Oireachtas Joint and Select Committees

Wednesday, 21 January 2015

Joint Oireachtas Committee on Education and Social Protection

Impact of Social Protection Payments on Income Distribution: Discussion

1:00 pm

Professor Tim Callan:

It is 20% for the bottom income group and around 14% and 15% for the top income group. That points to something going on in the income distribution which a single number such as the Gini coefficient, which is the most commonly used, cannot capture.

The fall at the bottom is disequalising, while an above average fall at the top is an equalising factor. They are washing out in the two and thus one gets a full picture from the income deciles.

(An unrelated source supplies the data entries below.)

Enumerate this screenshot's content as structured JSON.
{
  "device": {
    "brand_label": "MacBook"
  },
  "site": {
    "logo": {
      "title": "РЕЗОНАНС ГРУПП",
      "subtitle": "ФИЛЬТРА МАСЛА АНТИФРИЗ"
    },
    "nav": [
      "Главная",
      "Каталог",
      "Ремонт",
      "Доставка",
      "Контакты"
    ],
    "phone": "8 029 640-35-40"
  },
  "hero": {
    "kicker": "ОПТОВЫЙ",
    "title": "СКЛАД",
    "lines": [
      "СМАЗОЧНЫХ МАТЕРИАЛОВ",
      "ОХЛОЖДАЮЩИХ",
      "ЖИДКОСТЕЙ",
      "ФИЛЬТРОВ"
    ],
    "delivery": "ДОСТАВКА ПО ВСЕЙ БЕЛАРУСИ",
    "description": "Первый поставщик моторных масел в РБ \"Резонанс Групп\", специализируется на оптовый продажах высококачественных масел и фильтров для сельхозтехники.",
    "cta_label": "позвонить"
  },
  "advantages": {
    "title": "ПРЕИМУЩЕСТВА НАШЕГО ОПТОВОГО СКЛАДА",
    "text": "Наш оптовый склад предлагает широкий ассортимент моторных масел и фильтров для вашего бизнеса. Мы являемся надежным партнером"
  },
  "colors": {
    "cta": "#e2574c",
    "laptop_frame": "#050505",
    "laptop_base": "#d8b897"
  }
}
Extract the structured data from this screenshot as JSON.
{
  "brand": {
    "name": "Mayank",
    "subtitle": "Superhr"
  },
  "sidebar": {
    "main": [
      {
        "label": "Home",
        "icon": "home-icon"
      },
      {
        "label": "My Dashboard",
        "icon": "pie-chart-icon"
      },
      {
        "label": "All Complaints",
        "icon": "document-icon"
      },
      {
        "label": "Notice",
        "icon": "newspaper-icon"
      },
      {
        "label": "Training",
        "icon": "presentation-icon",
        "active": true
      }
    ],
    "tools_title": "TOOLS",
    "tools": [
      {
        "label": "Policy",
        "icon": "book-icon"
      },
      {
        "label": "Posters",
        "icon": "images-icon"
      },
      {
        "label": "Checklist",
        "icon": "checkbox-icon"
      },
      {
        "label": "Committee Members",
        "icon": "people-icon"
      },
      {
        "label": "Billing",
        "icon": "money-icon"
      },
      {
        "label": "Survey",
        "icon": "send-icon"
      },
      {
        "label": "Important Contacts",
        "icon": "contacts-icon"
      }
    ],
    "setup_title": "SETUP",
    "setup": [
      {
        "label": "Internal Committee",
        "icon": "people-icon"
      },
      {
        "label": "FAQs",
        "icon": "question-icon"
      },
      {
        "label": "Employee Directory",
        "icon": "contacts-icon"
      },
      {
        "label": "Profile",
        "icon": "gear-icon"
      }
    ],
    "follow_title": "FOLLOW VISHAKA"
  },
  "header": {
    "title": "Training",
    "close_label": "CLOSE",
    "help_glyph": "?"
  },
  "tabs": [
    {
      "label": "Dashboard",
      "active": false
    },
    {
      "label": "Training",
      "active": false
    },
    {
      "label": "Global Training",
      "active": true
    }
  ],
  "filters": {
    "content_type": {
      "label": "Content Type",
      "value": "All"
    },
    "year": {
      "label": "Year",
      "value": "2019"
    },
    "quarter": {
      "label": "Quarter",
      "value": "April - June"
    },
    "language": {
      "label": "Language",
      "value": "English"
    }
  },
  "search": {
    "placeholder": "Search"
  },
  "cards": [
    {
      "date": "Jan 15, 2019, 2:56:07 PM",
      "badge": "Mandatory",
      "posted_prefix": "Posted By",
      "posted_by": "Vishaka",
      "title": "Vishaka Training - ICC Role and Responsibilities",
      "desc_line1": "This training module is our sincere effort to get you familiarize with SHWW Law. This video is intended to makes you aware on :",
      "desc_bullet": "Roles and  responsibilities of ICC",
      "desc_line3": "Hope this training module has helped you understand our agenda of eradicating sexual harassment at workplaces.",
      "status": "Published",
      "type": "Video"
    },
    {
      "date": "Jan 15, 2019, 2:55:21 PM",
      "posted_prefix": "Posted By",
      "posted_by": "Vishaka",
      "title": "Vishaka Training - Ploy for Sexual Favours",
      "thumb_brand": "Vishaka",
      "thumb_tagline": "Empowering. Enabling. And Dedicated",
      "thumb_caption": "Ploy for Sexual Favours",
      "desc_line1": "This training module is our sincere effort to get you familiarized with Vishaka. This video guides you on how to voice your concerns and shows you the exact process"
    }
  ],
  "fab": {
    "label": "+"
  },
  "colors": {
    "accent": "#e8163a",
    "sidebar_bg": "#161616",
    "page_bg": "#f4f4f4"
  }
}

I compliment Professor Dorothy Watson and Professor John FitzGerald on what they have been saying. Another point concerns isolating what is going on when comparing income distribution in two years. Policy effects are coming through on two routes, one of which is the structure of policy such that one can set up a tax system and a welfare system with certain characteristics. The other is the structure of market income. Consequently, with a given policy structure - if it is a progressive system as most modern European systems are - as one has more unemployment or more people with very high incomes, they do more work on account of this. Consequently, when one is comparing figures for two years or two countries, one is simply not comparing systems but an effect that has to do with pre-existing income distribution. In order to isolate the effect of changes in policy structure, we use a tax benefit model. SWITCH is the ESRI's model which is very much along the lines of other international models. When we do this and look at the full picture in the period from 2009 to 2015, we get the graph shown as figure 2 in the submission, where the greatest reduction in income imposed by changes in policy structure is at the top decile and next at the bottom decile. It is a complex picture in between, but for many groups, the loss in disposable income is close to 10%. This is quite different from what people sometimes perceive as being the squeezed middle as it is the top and bottom groups that are being squeezed more. We have not yet had the chance to update the figures since 11 a.m. and will do so as soon as we can, but I would not expect them to shift to a major degree in respect of the policy impact. This is to explain why what may at first appear to be different answers from different parts of the ESRI and so on are actually answers to different questions.